Sleep apnea diagnosis? Are there treatment options that can work for you?
It may be scary getting diagnosed with sleep apnea and knowing what steps to take afterward may seem impossible. However, a sleep apnea diagnosis isn’t the end of the world; there are treatment options available.
You’ve already taken the first step by getting a sleep study done. Perhaps you went because your partner was complaining about your excessive snoring or because even after a full nights sleep, you’re still exhausted. Whatever the case may be you’ve now found the source of your problem: sleep apnea.
But what exactly is sleep apnea? What are your next steps? Continue reading to learn more.
Sleep Apnea Diagnosis
According to SleepApnea.org, it is estimated that 22 million Americans suffer from sleep apnea, with 80 percent of these cases of moderate and severe obstructive sleep apnea undiagnosed. You are now in the unfortunate minority that has been diagnosed. So what does this mean?
Obstructive sleep apnea occurs when the muscles in the back of your throat relax. When the muscles relax, your airway narrows or closes as you breathe in. This causes you to not get enough air, which can impair your ability to reach the deep, restful phases of sleep. Your brain senses your inability to breathe and briefly rouses you from sleep so that you can reopen your airway. This awakening is usually so brief that you don’t remember it; this can happen hundreds of times an hour. That means you can wake up every two minutes of your sleep! No wonder you’re so tired.
This puts a strain on your entire body which is why it causes health risks such as heart disease, stroke, and diabetes.
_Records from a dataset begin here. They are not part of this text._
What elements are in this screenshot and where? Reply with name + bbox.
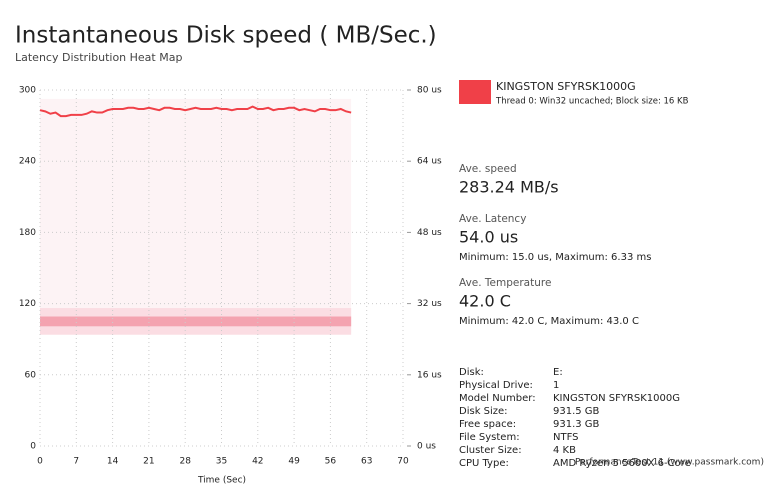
- x-tick-label: 63: [361, 457, 372, 467]
- x-tick-label: 35: [216, 457, 227, 467]
- y2-tick-label: 64 us: [417, 157, 442, 167]
- y-tick-label: 240: [19, 157, 36, 167]
- heatmap-cell: [40, 316, 352, 327]
- info-value: AMD Ryzen 5 5600X 6-Core: [553, 458, 691, 469]
- speed-line: [39, 105, 352, 118]
- chart-title: Instantaneous Disk speed ( MB/Sec.): [15, 23, 437, 49]
- info-value: 931.5 GB: [553, 406, 600, 417]
- x-tick-label: 56: [325, 457, 337, 467]
- info-value: 1: [553, 380, 559, 391]
- heatmap-cell: [40, 98, 352, 333]
- y2-tick-label: 0 us: [417, 442, 436, 452]
- chart-subtitle: Latency Distribution Heat Map: [15, 51, 182, 64]
- watermark: PerformanceTest 11 (www.passmark.com): [575, 458, 764, 468]
- x-tick-label: 7: [73, 457, 79, 467]
- x-tick-label: 0: [37, 457, 43, 467]
- x-tick-label: 70: [397, 457, 409, 467]
- stat-value: 42.0 C: [459, 292, 511, 311]
- info-value: NTFS: [553, 432, 579, 443]
- info-value: E:: [553, 367, 563, 378]
- stat-value: 283.24 MB/s: [459, 178, 559, 197]
- info-label: Disk:: [459, 367, 484, 378]
- y-tick-label: 60: [25, 370, 37, 380]
- y-tick-label: 180: [19, 228, 36, 238]
- y-tick-label: 300: [19, 86, 36, 96]
- legend-subtitle: Thread 0: Win32 uncached; Block size: 16…: [495, 97, 689, 107]
- stat-detail: Minimum: 15.0 us, Maximum: 6.33 ms: [459, 252, 651, 263]
- x-tick-label: 14: [107, 457, 119, 467]
- stat-label: Ave. Temperature: [459, 277, 551, 289]
- info-label: Disk Size:: [459, 406, 508, 417]
- info-value: 931.3 GB: [553, 419, 600, 430]
- y2-tick-label: 80 us: [417, 86, 442, 96]
- stat-detail: Minimum: 42.0 C, Maximum: 43.0 C: [459, 316, 639, 327]
- info-label: Free space:: [459, 419, 516, 430]
- info-label: Physical Drive:: [459, 380, 533, 391]
- y2-tick-label: 32 us: [417, 299, 442, 309]
- x-tick-label: 21: [143, 457, 154, 467]
- stat-label: Ave. Latency: [459, 213, 526, 225]
- y2-tick-label: 48 us: [417, 228, 442, 238]
- y-tick-label: 120: [19, 299, 36, 309]
- y-tick-label: 0: [30, 442, 36, 452]
- x-tick-label: 49: [288, 457, 300, 467]
- stat-value: 54.0 us: [459, 228, 518, 247]
- info-label: File System:: [459, 432, 520, 443]
- x-tick-label: 42: [252, 457, 263, 467]
- info-label: CPU Type:: [459, 458, 509, 469]
- info-value: KINGSTON SFYRSK1000G: [553, 393, 680, 404]
- info-label: Cluster Size:: [459, 445, 522, 456]
- legend-label: KINGSTON SFYRSK1000G: [496, 80, 636, 93]
- x-axis-label: Time (Sec): [197, 476, 246, 486]
- legend-swatch: [459, 80, 491, 104]
- stat-label: Ave. speed: [459, 163, 517, 175]
- y2-tick-label: 16 us: [417, 370, 442, 380]
- info-value: 4 KB: [553, 445, 576, 456]
- info-label: Model Number:: [459, 393, 536, 404]
- x-tick-label: 28: [179, 457, 191, 467]
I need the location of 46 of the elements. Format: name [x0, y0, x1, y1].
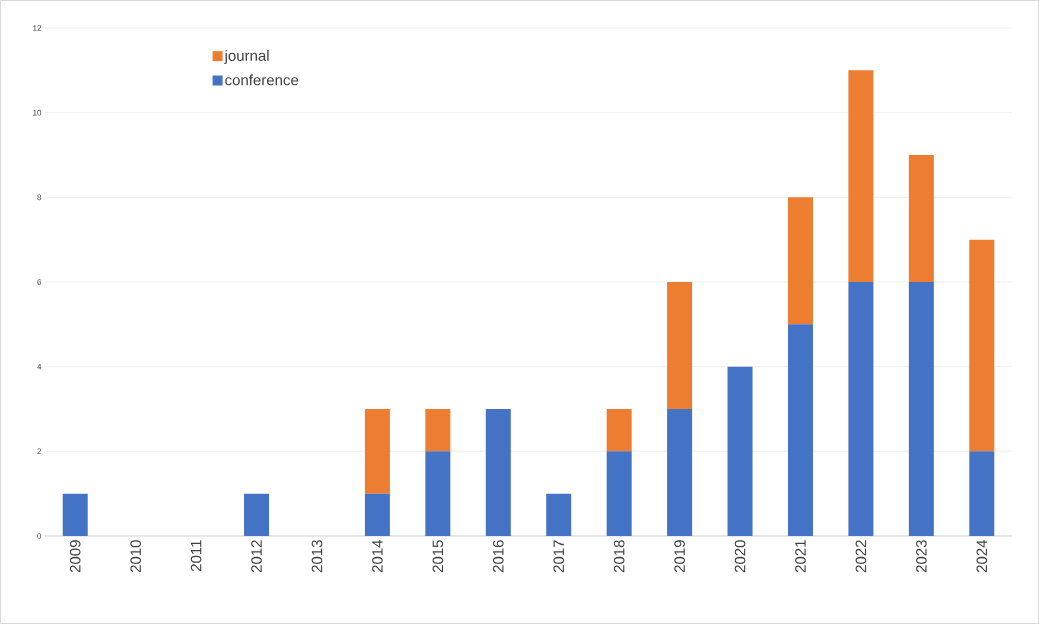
bar	[787, 324, 813, 536]
x-tick-label: 2016	[492, 540, 504, 573]
x-tick-label: 2013	[311, 540, 323, 573]
y-tick-label: 0	[37, 533, 42, 539]
bar	[244, 493, 270, 536]
x-tick-label: 2019	[674, 540, 685, 573]
y-tick-label: 4	[37, 363, 42, 370]
bar	[425, 451, 451, 536]
bar	[485, 409, 511, 536]
x-tick-label: 2021	[795, 540, 806, 573]
x-tick-label: 2009	[69, 540, 81, 573]
x-tick-label: 2011	[190, 540, 202, 572]
bar	[364, 493, 390, 536]
x-tick-label: 2020	[734, 540, 746, 573]
bar	[606, 451, 632, 536]
bar	[908, 155, 934, 282]
bar	[848, 70, 874, 282]
bar	[667, 409, 693, 536]
x-tick-label: 2014	[372, 539, 383, 573]
bar	[969, 239, 995, 452]
x-tick-label: 2024	[976, 539, 988, 573]
legend-label: journal	[224, 49, 269, 64]
y-tick-label: 12	[33, 25, 42, 31]
y-tick-label: 8	[37, 194, 42, 201]
bar	[62, 493, 88, 536]
y-tick-label: 6	[37, 279, 42, 285]
bar	[969, 451, 995, 536]
bar	[425, 409, 451, 452]
x-tick-label: 2018	[613, 540, 625, 573]
x-tick-label: 2015	[432, 540, 444, 573]
bar	[908, 282, 934, 536]
x-tick-label: 2017	[553, 540, 565, 573]
bar	[546, 493, 572, 536]
bar	[364, 409, 390, 494]
bar	[787, 197, 813, 325]
x-tick-label: 2012	[251, 540, 262, 573]
y-tick-label: 2	[37, 448, 42, 455]
bar	[606, 409, 632, 452]
bar	[727, 366, 753, 536]
bar	[667, 282, 693, 409]
legend-label: conference	[225, 74, 299, 86]
x-tick-label: 2023	[916, 540, 927, 573]
y-tick-label: 10	[33, 109, 42, 116]
x-tick-label: 2010	[130, 540, 141, 573]
bar	[848, 282, 874, 536]
x-tick-label: 2022	[855, 540, 867, 573]
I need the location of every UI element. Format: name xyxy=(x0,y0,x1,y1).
Sleep Apnea Treatment Options
The most common sleep apnea treatment option is a continuous positive airway pressure machine, better known as a CPAP. Since this is a medical device, it has to be approved by the FDA before it is sold and your doctor must write you a prescription for one. For that reason, thankfully, most insurance policies cover the cost of this machine.
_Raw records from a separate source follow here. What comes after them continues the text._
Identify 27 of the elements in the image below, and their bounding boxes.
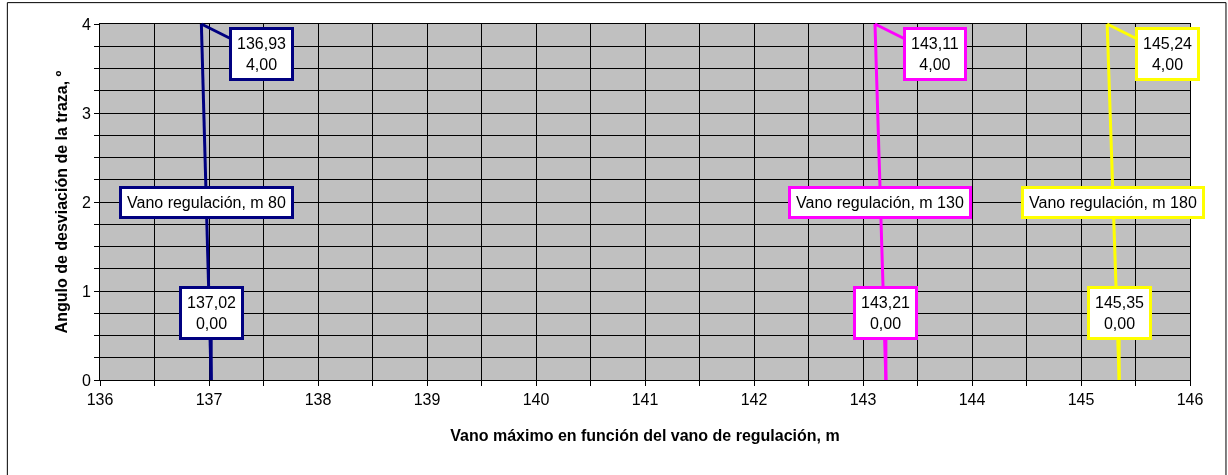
x-tick-label: 139 [413,391,441,409]
x-tick-label: 140 [522,391,550,409]
x-tick-label: 136 [86,391,114,409]
y-axis-title: Angulo de desviación de la traza, º [52,70,70,334]
x-tick-label: 146 [1176,391,1204,409]
data-label: 145,35 0,00 [1095,294,1145,332]
y-tick-label: 4 [81,15,91,33]
x-axis-title: Vano máximo en función del vano de regulación, m [450,426,840,444]
x-tick-label: 138 [304,391,332,409]
y-tick-label: 0 [81,371,91,389]
x-tick-label: 137 [195,391,223,409]
data-label: 145,24 4,00 [1143,35,1193,73]
y-tick-label: 2 [81,193,91,211]
x-tick-label: 144 [958,391,986,409]
data-label: 143,11 4,00 [911,35,959,73]
x-tick-label: 143 [849,391,877,409]
x-tick-label: 141 [631,391,659,409]
data-label: 136,93 4,00 [237,35,287,73]
y-tick-label: 1 [81,282,91,300]
data-label: 143,21 0,00 [861,294,911,332]
x-tick-label: 145 [1067,391,1095,409]
series-label: Vano regulación, m 80 [127,194,287,211]
series-label: Vano regulación, m 130 [796,194,964,211]
series-label: Vano regulación, m 180 [1029,194,1197,211]
data-label: 137,02 0,00 [187,294,237,332]
x-tick-label: 142 [740,391,768,409]
y-tick-label: 3 [81,104,91,122]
How a CPAP machine works is that it ensures that air is always flowing so that there are no pauses in your breathing while you sleep. Some people may find the device cumbersome and uncomfortable but it is said that you get used to it after a while.
According to WebMD, there are some treatment options that can be done separately or in conjunction with a CPAP. Those treatment options include:
- Weight loss
- Avoiding alcohol and sleeping pills
- Changing sleep positions to improve breathing
- Avoiding sleeping on your back.
- Stop smoking. Smoking can increase the swelling in the upper airway, which may worsen both snoring and apnea.
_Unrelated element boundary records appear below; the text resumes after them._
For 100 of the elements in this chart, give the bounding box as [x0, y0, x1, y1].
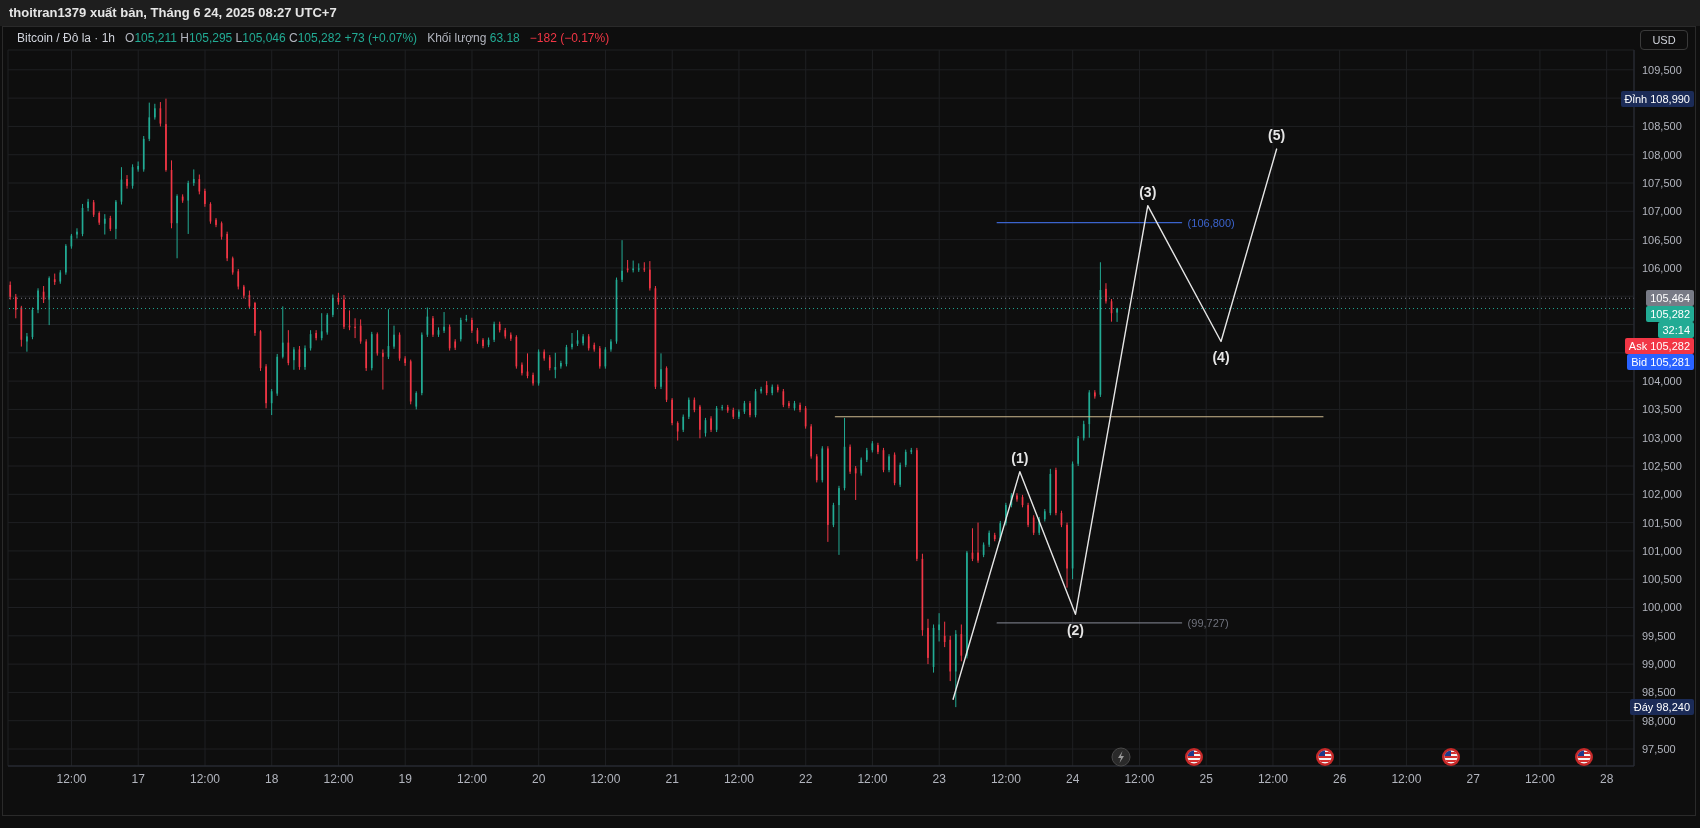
- candlestick: [610, 338, 612, 353]
- candlestick: [231, 256, 234, 276]
- candlestick: [243, 284, 245, 299]
- x-tick-label: 18: [265, 771, 279, 786]
- candlestick: [343, 294, 345, 330]
- y-tick-label: 108,000: [1642, 148, 1682, 161]
- candlestick: [420, 331, 423, 396]
- x-tick-label: 12:00: [1257, 771, 1289, 786]
- candlestick: [315, 329, 317, 341]
- candlestick: [459, 317, 462, 342]
- candlestick: [860, 457, 863, 477]
- candlestick: [598, 345, 601, 370]
- candlestick: [509, 331, 512, 342]
- y-tick-label: 100,000: [1642, 601, 1682, 614]
- candlestick: [877, 442, 879, 455]
- annotation: (2): [1066, 622, 1085, 639]
- x-tick-label: 12:00: [56, 771, 87, 786]
- candlestick: [471, 317, 473, 334]
- candlestick: [382, 348, 384, 391]
- candlestick: [676, 420, 679, 442]
- y-tick-label: 108,500: [1642, 120, 1682, 133]
- candlestick: [415, 390, 418, 410]
- candlestick: [148, 102, 151, 142]
- x-tick-label: 24: [1066, 771, 1080, 786]
- candlestick: [988, 530, 990, 548]
- y-tick-label: 102,000: [1642, 488, 1682, 501]
- y-tick-label: 99,500: [1642, 629, 1676, 642]
- candlestick: [326, 312, 329, 336]
- candlestick: [632, 260, 635, 273]
- y-tick-label: 101,000: [1642, 544, 1682, 557]
- y-tick-label: 107,000: [1642, 205, 1682, 218]
- chart-title: Bitcoin / Đô la · 1h: [17, 31, 116, 45]
- candlestick: [376, 331, 379, 357]
- x-tick-label: 23: [932, 771, 947, 786]
- candlestick: [304, 344, 306, 371]
- candlestick: [14, 293, 17, 319]
- y-tick-label: 104,000: [1642, 375, 1682, 388]
- candlestick: [788, 400, 790, 409]
- x-tick-label: 21: [665, 771, 680, 786]
- x-tick-label: 12:00: [590, 771, 621, 786]
- candlestick: [187, 180, 190, 235]
- candlestick: [532, 372, 534, 387]
- candlestick: [87, 198, 89, 212]
- candlestick: [854, 465, 857, 501]
- candlestick: [660, 352, 662, 390]
- candlestick: [582, 333, 584, 346]
- candlestick: [738, 408, 740, 420]
- x-tick-label: 28: [1599, 771, 1614, 786]
- candlestick: [1027, 502, 1029, 528]
- candlestick: [265, 363, 267, 409]
- y-tick-label: 107,500: [1642, 176, 1682, 189]
- annotation: Đỉnh 108,990: [1620, 90, 1694, 107]
- x-tick-label: 27: [1466, 771, 1481, 786]
- data-label: (106,800): [1187, 216, 1235, 229]
- y-tick-label: 101,500: [1642, 516, 1682, 529]
- candlestick: [521, 361, 523, 376]
- y-tick-label: 106,000: [1642, 261, 1682, 274]
- candlestick: [482, 337, 484, 349]
- text: 32:14: [1658, 322, 1694, 339]
- text: O105,211 H105,295 L105,046 C105,282 +73 (+0.07%): [125, 31, 418, 45]
- y-axis-title: USD: [1640, 30, 1688, 50]
- candlestick: [26, 332, 28, 353]
- candlestick: [237, 268, 240, 290]
- candlestick: [799, 402, 801, 413]
- x-tick-label: 22: [799, 771, 813, 786]
- candlestick: [815, 453, 818, 483]
- candlestick: [103, 213, 106, 236]
- candlestick: [287, 329, 290, 366]
- y-tick-label: 103,500: [1642, 403, 1682, 416]
- candlestick: [899, 462, 901, 488]
- candlestick: [154, 103, 156, 121]
- candlestick: [226, 231, 228, 262]
- candlestick: [649, 260, 651, 292]
- y-tick-label: 98,500: [1642, 686, 1676, 699]
- candlestick: [760, 386, 762, 395]
- candlestick: [1066, 522, 1068, 589]
- candlestick: [1094, 389, 1096, 400]
- candlestick: [393, 325, 395, 350]
- candlestick: [404, 355, 406, 367]
- candlestick: [571, 332, 573, 350]
- candlestick: [838, 485, 840, 556]
- x-tick-label: 12:00: [1124, 771, 1155, 786]
- x-tick-label: 12:00: [723, 771, 755, 786]
- candlestick: [354, 317, 356, 339]
- x-tick-label: 19: [398, 771, 413, 786]
- annotation: Ask 105,282: [1624, 338, 1694, 355]
- line-series: [952, 148, 1278, 700]
- x-tick-label: 26: [1332, 771, 1347, 786]
- annotation: (1): [1011, 449, 1029, 466]
- candlestick: [710, 415, 712, 433]
- candlestick: [621, 239, 623, 283]
- candlestick: [320, 312, 323, 341]
- candlestick: [115, 199, 117, 240]
- annotation: (5): [1268, 127, 1286, 144]
- x-tick-label: 12:00: [857, 771, 888, 786]
- candlestick: [493, 321, 495, 343]
- candlestick: [76, 227, 78, 239]
- x-tick-label: 12:00: [456, 771, 488, 786]
- candlestick: [749, 400, 751, 418]
- candlestick: [977, 522, 979, 564]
It is important that once you get your CPAP machine that you learn how to clean it properly. Most CPAP machines have a built-in humidifier so that you are not breathing in dry air, however, that moist air creates the perfect conditions for mold to grow.
If left to its own devices, the accumulation of fungus, yeast, or mold may lead to irritation of the airways and lungs. Over time this can develop into an infection like bronchitis or pneumonia.
Additionally, some CPAP cleaners use ozone which can be very harmful to you and anyone in your vicinity, including pets, if it’s used incorrectly.
For a long time, ozone cleaners or soap and water were the only options available to clean CPAP devices. But after demand kept rising for a better option 3B Medical, a CPAP manufacturer, created the first ever UV-C CPAP cleaner called the Lumin.
The Lumin is safe and easy to use, with no harmful ozone which can cause irritation to the lungs and respiratory system. The UV light will disinfect up to 99% of harmful bacteria, pathogens, and fungi that can cause infection and illness.
They also created the Lumin Bullet which uses the same UV light technology.
If you recently received a sleep apnea diagnosis, know that you’re not alone. There is plenty of support and treatment options available so don’t be scared.
Additionally, sleep apnea isn’t necessarily a lifelong prognosis. If you follow the correct treatment plan for you, everyone is different, you can see improvement over time.